The Portofino was dead posh. Popular with tough, well-dressed guys who ran the north-west’s fruit-machine syndicates and drove Jags, it was all candlelight and entrecote Diane and veal Marsala, with pancakes flambées for afters, and a coupla them Irish coffees to follow, Mario. He was the head waiter. He wouldn’t let me speak English to the flasher customers: I had to say Encora caffe, signori? to give them a bit of a Continental-type thrill. I was doing just that one night (Customer, ogling: “You from Italy, pet?” Me: Si, signor — di Napoli) when there was an argy-bargy at the door — Mario refused entry to a bunch of “gypsies” who weren’t wearing ties and they shouted up the stairs at him. Tino the sommelier told me later: “they were very angry, those Rolling Stones” and I bent damn nigh double with chagrin.  

At midnight, when we’d cleared the tables, the wait-staff would get their meal. Leftover veal, if there was any, but better when there wasn’t, or when Chef (a heroin addict, I now realise) had passed out in the kitchen, because then one of the staff would have to cook for us, in a huge pan that took up all four of the still room gas-rings. The first time Emilio slapped down a plateful of glossy white worms crusted with the tiny salty curls of childhood memory, I nearly passed out. What was it called, this stuff? “Pasta povarina,” he said. He shrugged; there was nothing else; Ivo had locked himself in the kitchen again; he couldn’t get hold of so much as a shrimp for the salsa. “E tutto, bella.  Mangia.” Pasta con alio e olio — still my favourite food ever, and I still can’t cook it like Emilio.

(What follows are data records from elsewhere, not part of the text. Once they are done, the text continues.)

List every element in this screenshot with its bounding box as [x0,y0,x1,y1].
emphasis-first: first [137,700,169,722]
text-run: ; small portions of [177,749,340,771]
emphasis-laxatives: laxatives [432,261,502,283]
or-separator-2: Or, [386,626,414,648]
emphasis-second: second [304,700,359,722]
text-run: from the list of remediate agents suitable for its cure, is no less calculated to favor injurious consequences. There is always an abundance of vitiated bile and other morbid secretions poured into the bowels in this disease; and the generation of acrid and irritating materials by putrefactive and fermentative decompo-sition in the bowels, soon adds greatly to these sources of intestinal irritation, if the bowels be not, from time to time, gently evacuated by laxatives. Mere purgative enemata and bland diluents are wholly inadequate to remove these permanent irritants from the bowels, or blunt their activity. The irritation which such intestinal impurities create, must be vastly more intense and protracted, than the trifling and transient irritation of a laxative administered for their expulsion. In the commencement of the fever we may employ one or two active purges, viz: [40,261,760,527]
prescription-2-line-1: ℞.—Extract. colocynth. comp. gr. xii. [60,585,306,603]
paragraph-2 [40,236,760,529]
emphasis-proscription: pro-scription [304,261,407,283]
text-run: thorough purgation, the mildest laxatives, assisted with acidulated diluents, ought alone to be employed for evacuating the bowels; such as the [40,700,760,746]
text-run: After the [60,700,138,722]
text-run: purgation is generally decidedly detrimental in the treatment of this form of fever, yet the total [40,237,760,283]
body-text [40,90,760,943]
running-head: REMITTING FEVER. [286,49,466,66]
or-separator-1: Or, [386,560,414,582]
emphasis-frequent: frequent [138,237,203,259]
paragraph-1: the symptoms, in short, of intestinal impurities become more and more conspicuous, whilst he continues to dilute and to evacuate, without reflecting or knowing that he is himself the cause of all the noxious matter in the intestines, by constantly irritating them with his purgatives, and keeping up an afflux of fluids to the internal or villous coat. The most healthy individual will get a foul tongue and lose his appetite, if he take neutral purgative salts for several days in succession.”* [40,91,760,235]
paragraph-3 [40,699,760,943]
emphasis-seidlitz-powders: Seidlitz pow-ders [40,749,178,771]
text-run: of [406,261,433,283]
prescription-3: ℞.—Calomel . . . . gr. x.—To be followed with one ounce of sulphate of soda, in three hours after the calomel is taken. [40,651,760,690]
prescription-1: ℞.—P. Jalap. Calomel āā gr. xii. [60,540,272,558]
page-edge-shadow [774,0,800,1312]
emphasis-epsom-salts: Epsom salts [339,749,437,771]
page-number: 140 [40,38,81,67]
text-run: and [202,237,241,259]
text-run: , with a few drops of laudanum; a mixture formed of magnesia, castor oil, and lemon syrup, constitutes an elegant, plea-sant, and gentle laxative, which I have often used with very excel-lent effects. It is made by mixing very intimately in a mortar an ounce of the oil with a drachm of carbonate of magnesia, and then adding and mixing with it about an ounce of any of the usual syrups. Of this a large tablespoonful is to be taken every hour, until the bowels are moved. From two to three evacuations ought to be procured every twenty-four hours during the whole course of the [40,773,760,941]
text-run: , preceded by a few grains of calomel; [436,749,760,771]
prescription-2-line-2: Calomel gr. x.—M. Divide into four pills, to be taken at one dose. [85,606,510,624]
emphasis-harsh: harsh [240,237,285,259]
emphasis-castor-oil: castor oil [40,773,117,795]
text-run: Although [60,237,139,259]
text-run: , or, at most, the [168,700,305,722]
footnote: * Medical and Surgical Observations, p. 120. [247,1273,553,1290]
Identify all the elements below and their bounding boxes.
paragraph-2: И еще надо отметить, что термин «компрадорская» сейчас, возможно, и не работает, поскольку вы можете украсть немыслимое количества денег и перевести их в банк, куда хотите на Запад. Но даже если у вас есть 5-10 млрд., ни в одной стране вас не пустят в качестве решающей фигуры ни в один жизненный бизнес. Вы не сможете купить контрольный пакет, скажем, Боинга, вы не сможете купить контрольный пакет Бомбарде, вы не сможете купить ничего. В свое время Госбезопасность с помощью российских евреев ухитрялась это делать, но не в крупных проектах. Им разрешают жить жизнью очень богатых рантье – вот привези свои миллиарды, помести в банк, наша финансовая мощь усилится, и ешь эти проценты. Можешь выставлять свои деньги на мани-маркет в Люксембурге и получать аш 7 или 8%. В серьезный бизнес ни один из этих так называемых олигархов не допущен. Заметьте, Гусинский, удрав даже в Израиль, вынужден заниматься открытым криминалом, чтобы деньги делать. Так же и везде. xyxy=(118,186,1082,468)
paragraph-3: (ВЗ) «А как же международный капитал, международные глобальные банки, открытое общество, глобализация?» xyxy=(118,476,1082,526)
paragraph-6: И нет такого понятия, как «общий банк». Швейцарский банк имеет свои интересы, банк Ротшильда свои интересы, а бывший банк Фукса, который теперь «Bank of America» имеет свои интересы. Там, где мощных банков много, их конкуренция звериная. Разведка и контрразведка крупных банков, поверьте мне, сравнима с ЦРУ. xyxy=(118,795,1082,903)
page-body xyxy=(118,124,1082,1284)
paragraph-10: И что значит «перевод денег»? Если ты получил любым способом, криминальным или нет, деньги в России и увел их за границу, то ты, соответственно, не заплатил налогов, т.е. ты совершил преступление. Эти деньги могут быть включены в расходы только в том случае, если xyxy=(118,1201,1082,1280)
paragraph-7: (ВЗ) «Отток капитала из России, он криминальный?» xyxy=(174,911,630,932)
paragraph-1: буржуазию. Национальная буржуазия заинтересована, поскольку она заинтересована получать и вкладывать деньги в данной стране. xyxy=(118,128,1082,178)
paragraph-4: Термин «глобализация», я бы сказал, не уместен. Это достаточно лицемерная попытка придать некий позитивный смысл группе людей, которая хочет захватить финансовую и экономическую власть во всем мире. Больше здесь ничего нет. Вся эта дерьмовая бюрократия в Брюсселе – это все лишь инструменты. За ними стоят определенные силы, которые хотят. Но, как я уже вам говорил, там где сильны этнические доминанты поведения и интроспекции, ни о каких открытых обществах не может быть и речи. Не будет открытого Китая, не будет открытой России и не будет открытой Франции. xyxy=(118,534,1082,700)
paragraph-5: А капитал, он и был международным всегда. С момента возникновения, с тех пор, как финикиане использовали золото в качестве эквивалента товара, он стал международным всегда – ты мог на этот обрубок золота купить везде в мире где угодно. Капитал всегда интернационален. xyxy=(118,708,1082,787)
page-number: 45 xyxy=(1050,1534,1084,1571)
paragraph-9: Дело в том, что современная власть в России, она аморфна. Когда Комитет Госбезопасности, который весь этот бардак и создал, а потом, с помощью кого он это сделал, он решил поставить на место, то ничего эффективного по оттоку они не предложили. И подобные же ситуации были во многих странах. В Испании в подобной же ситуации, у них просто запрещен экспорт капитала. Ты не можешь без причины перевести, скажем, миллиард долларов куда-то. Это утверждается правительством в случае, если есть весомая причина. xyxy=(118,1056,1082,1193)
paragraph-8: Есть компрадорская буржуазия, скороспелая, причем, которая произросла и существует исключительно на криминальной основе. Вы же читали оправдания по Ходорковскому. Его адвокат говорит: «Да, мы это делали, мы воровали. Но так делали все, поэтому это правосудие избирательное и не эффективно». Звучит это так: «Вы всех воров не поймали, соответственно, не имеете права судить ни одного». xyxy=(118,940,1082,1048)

When I ran away to London, I took my kitchen-Italian and impressive silver-service waiting skills with me. “You’ll always find work with that behind you,” my mother said. She packed my best “afternoon apron” (fine lawn, double frills) in wads of tissue in the faint hope I’d fetch up somewhere seriously classy like the Savoy. Alas, I failed her ambitions (and not for the last time), by ending up on a magazine I’d never heard of, sub-editing for peanuts. I told her it was quite posh, though. It was Harpers & Queen and the puny salary covered a) bus-fares, b) Biba sales and c) rent. It never quite stretched to d) food, but the (Italian) editor sometimes took me to lunch and fed me amazing stuff — prosciutto, mozzarella, spaghetti alla vongole. Also, there were press launches almost every night where you got canapes. The best launches were for new restaurants, obviously. The worst were for pop-groups, because they had to give you the LP (expensive), so canapes were thin on the ground. I have a picture of me glazed with hunger at the launch of Dark Side of the Moon; it was at the London Planetarium; it was stiff with music people dressed up in stars and spangles; there were no Rolling Stones; the only person I recognized was H, a somewhat worrisome heroin dealer who lived at the end of my road. A photographer shouted, “Nice and close — that’s great, lovely!” as an arm snaked round my back. When the picture came into the office, somebody said: “Ooh, look at you and Freddie Mercury.” For months, I thought he was in Pink Floyd.